Table 3 Z-score of genes identified by next generation RNA sequencing with the strongest downregulated and upregulated genes in non-responding patients and their affiliation with either cytoskeleton arrangement and actin remodeling or influencing osteoblast/osteoclast activity or differentiation.

Statistical analysis

One-way analysis of variance (ANOVA) with Bonferroni correction was conducted in the GraphPad Prism 8 for Windows, ver. 8.0.1(224) software (GraphPad Inc.) to determine the statistical significance of the gene expression analysis, to verify the differentiation stages of the mechanically loaded cells, and to determine the modulation of osteoclast formation in relation to the assay control. Formal quantitative statistical analysis was not performed on the genes selected for the RT-qPCR validation of RNA-sequencing data due to the small sample size of non-responders (n = 2). Instead, the central tendency was used to describe the central position within the two datasets: patients who responded to supraphysiological loading (responders) and patients who did not respond to supraphysiological loading (non-responders). In addition, the z-score was used to evaluate the pattern of regulation of genes in individual patients. Data shown are mean ± SD. A p-value < 0.05 was considered to be statistically significant.

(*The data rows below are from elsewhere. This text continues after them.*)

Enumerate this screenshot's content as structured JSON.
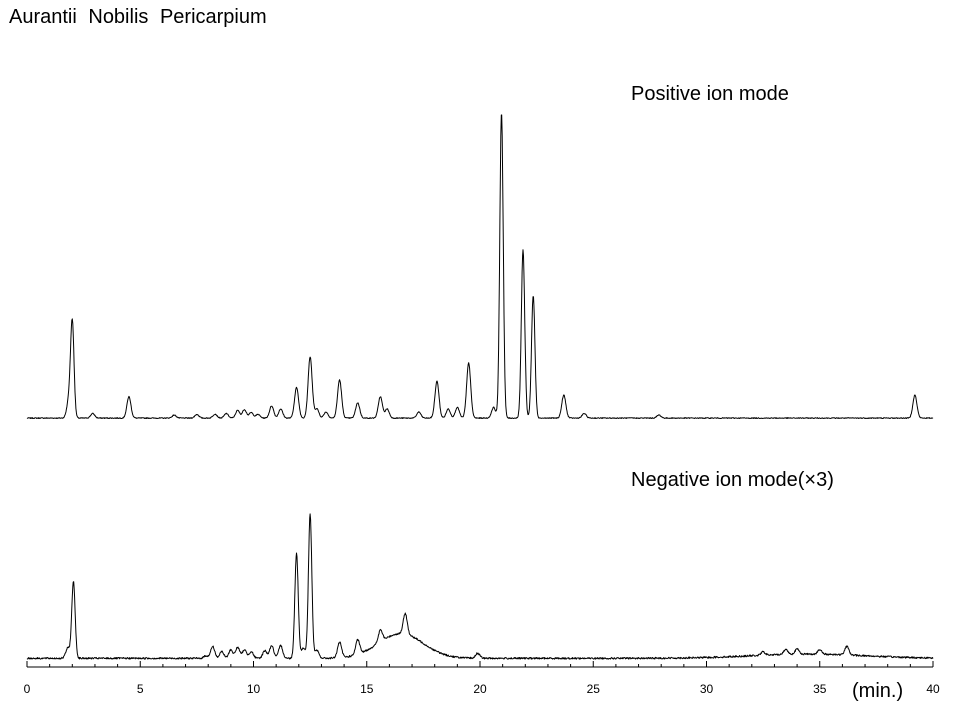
{
  "figure_title": "Aurantii  Nobilis  Pericarpium",
  "chart_data": {
    "type": "line",
    "title": "Aurantii  Nobilis  Pericarpium",
    "xlabel": "(min.)",
    "xlim": [
      0,
      40
    ],
    "x_ticks": [
      0,
      5,
      10,
      15,
      20,
      25,
      30,
      35,
      40
    ],
    "y_ticks_shown": false,
    "grid": false,
    "series": [
      {
        "name": "Positive ion mode",
        "baseline": 0.3,
        "noise": 0.15,
        "peaks": [
          [
            2.0,
            31
          ],
          [
            1.85,
            6
          ],
          [
            2.9,
            1.5
          ],
          [
            4.5,
            7
          ],
          [
            6.5,
            1
          ],
          [
            7.5,
            1.2
          ],
          [
            8.3,
            1.3
          ],
          [
            8.8,
            1.5
          ],
          [
            9.3,
            2.5
          ],
          [
            9.6,
            2.8
          ],
          [
            9.9,
            1.8
          ],
          [
            10.2,
            1.2
          ],
          [
            10.8,
            4
          ],
          [
            11.2,
            3
          ],
          [
            11.9,
            10
          ],
          [
            12.5,
            20
          ],
          [
            12.8,
            3
          ],
          [
            13.2,
            2
          ],
          [
            13.8,
            12.5
          ],
          [
            14.6,
            5
          ],
          [
            15.6,
            7
          ],
          [
            15.9,
            3
          ],
          [
            17.3,
            2
          ],
          [
            18.1,
            12
          ],
          [
            18.6,
            3
          ],
          [
            19.0,
            3.5
          ],
          [
            19.5,
            18
          ],
          [
            20.6,
            3.5
          ],
          [
            20.95,
            100
          ],
          [
            21.9,
            55
          ],
          [
            22.35,
            40
          ],
          [
            23.7,
            7.5
          ],
          [
            24.6,
            1.5
          ],
          [
            27.9,
            1
          ],
          [
            39.2,
            7.5
          ]
        ]
      },
      {
        "name": "Negative ion mode(×3)",
        "baseline": 1,
        "noise": 0.5,
        "peaks": [
          [
            1.8,
            6
          ],
          [
            2.05,
            45
          ],
          [
            7.9,
            1.5
          ],
          [
            8.2,
            7
          ],
          [
            8.6,
            4
          ],
          [
            9.0,
            5
          ],
          [
            9.3,
            6.5
          ],
          [
            9.6,
            5
          ],
          [
            9.9,
            4
          ],
          [
            10.5,
            4.5
          ],
          [
            10.8,
            7.5
          ],
          [
            11.2,
            7.5
          ],
          [
            11.9,
            62
          ],
          [
            12.2,
            6
          ],
          [
            12.5,
            85
          ],
          [
            12.8,
            4.5
          ],
          [
            13.8,
            9
          ],
          [
            14.6,
            8.5
          ],
          [
            15.6,
            7
          ],
          [
            16.7,
            12
          ],
          [
            19.9,
            3
          ],
          [
            32.5,
            2
          ],
          [
            33.5,
            3
          ],
          [
            34.0,
            3
          ],
          [
            35.0,
            2.5
          ],
          [
            36.2,
            5
          ]
        ],
        "humps": [
          [
            16.5,
            1.0,
            14.5
          ],
          [
            34.5,
            2.5,
            2.5
          ]
        ]
      }
    ]
  }
}
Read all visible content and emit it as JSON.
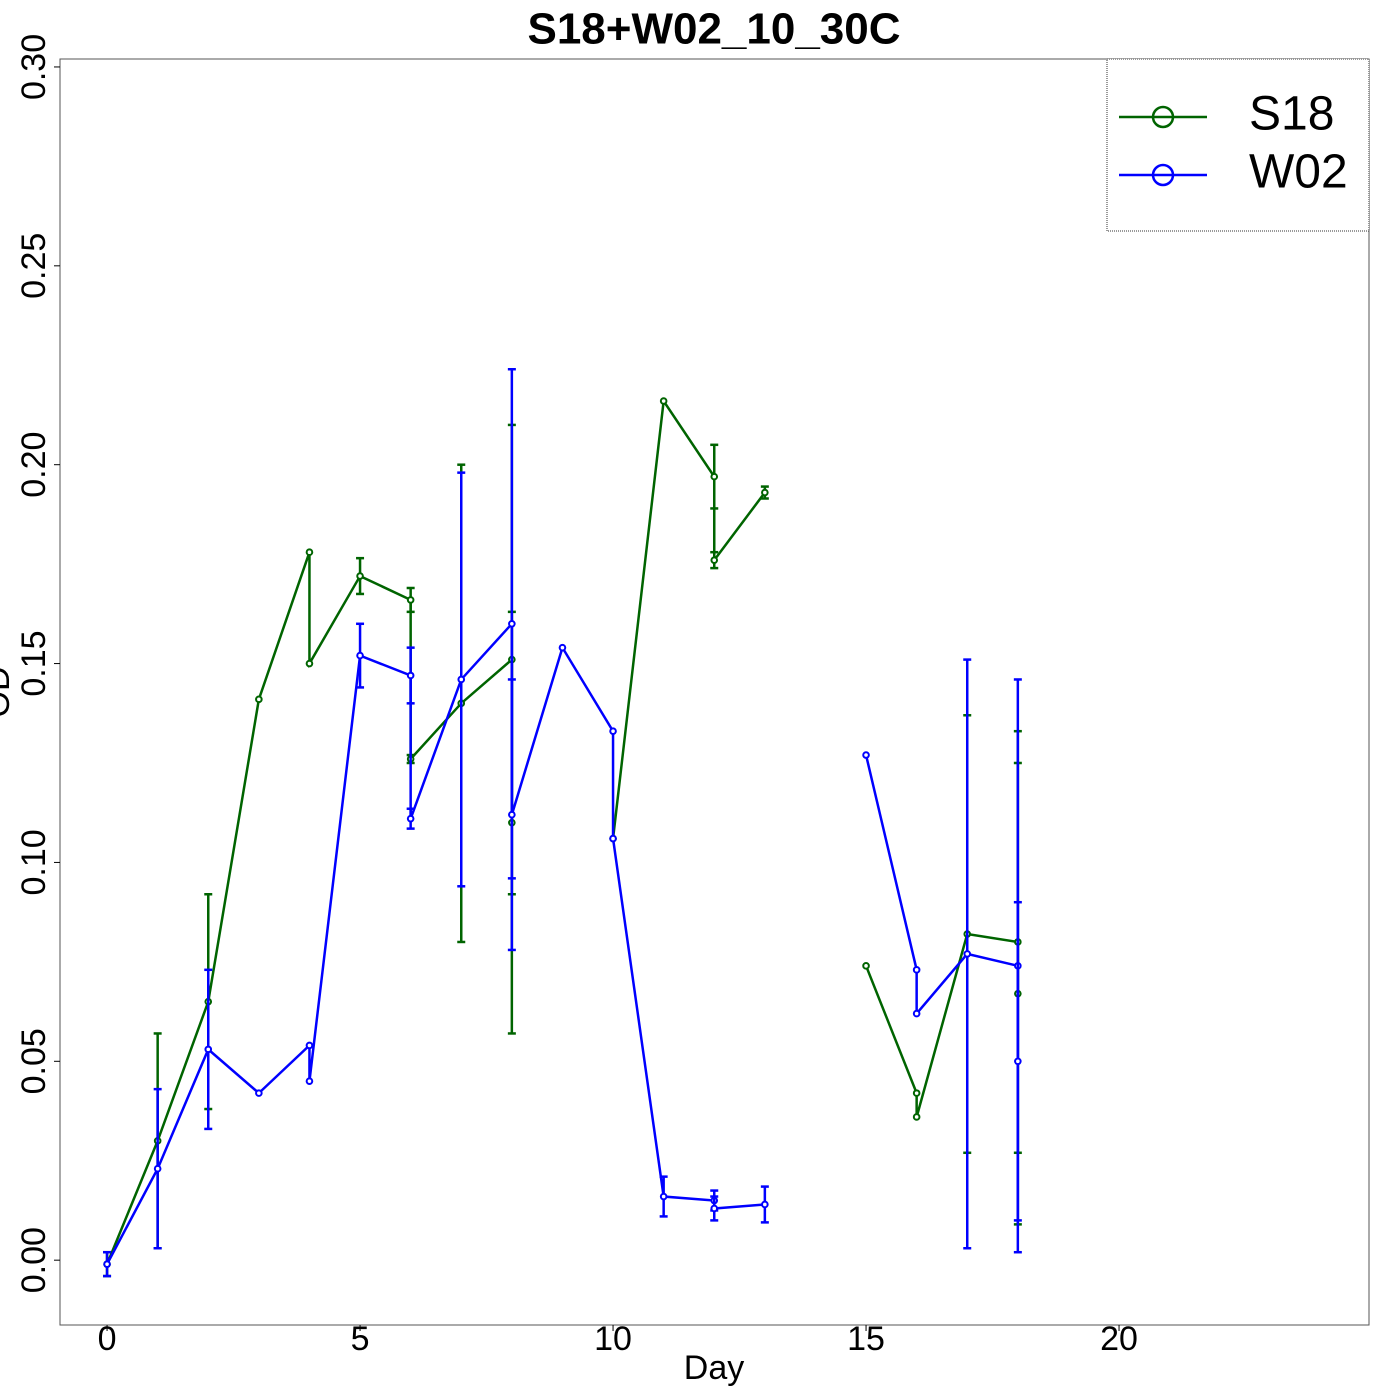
{
  "chart_data": {
    "type": "line",
    "title": "S18+W02_10_30C",
    "x_label": "Day",
    "y_label": "OD",
    "xlim": [
      -0.93,
      24.94
    ],
    "ylim": [
      -0.0163,
      0.302
    ],
    "xticks": [
      0,
      5,
      10,
      15,
      20
    ],
    "yticks": [
      {
        "value": 0,
        "label": "0.00"
      },
      {
        "value": 0.05,
        "label": "0.05"
      },
      {
        "value": 0.1,
        "label": "0.10"
      },
      {
        "value": 0.15,
        "label": "0.15"
      },
      {
        "value": 0.2,
        "label": "0.20"
      },
      {
        "value": 0.25,
        "label": "0.25"
      },
      {
        "value": 0.3,
        "label": "0.30"
      }
    ],
    "legend": "top-right",
    "series": [
      {
        "name": "S18",
        "color": "#006400",
        "x": [
          0,
          1,
          2,
          3,
          4,
          4,
          5,
          6,
          6,
          7,
          8,
          8,
          9,
          10,
          11,
          12,
          12,
          13,
          14,
          15,
          16,
          16,
          17,
          18,
          18
        ],
        "values": [
          -0.001,
          0.03,
          0.065,
          0.141,
          0.178,
          0.15,
          0.172,
          0.166,
          0.126,
          0.14,
          0.151,
          0.11,
          null,
          0.106,
          0.216,
          0.197,
          0.176,
          0.193,
          null,
          0.074,
          0.042,
          0.036,
          0.082,
          0.08,
          0.067
        ],
        "errors": [
          0.003,
          0.027,
          0.027,
          null,
          null,
          null,
          0.0045,
          0.003,
          0.001,
          0.06,
          0.059,
          0.053,
          null,
          null,
          null,
          0.008,
          0.002,
          0.0015,
          null,
          null,
          null,
          null,
          0.055,
          0.053,
          0.058
        ]
      },
      {
        "name": "W02",
        "color": "#0000ff",
        "x": [
          0,
          1,
          2,
          3,
          4,
          4,
          5,
          6,
          6,
          7,
          8,
          8,
          9,
          10,
          10,
          11,
          12,
          12,
          13,
          14,
          15,
          16,
          16,
          17,
          18,
          18
        ],
        "values": [
          -0.001,
          0.023,
          0.053,
          0.042,
          0.054,
          0.045,
          0.152,
          0.147,
          0.111,
          0.146,
          0.16,
          0.112,
          0.154,
          0.133,
          0.106,
          0.016,
          0.015,
          0.013,
          0.014,
          null,
          0.127,
          0.073,
          0.062,
          0.077,
          0.074,
          0.05
        ],
        "errors": [
          0.003,
          0.02,
          0.02,
          null,
          null,
          null,
          0.008,
          0.007,
          0.0025,
          0.052,
          0.064,
          0.034,
          null,
          null,
          null,
          0.005,
          0.0025,
          0.003,
          0.0045,
          null,
          null,
          null,
          null,
          0.074,
          0.072,
          0.04
        ]
      }
    ]
  }
}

Institutional review board statement

The study was conducted in accordance with the Declaration of Helsinki and approved by the Ethics Committee of Linköping University (#2014/102-31).

Informed consent statement

Informed consent was obtained from all subjects involved in the study. Written informed consent has been obtained from the patient(s) to publish this paper.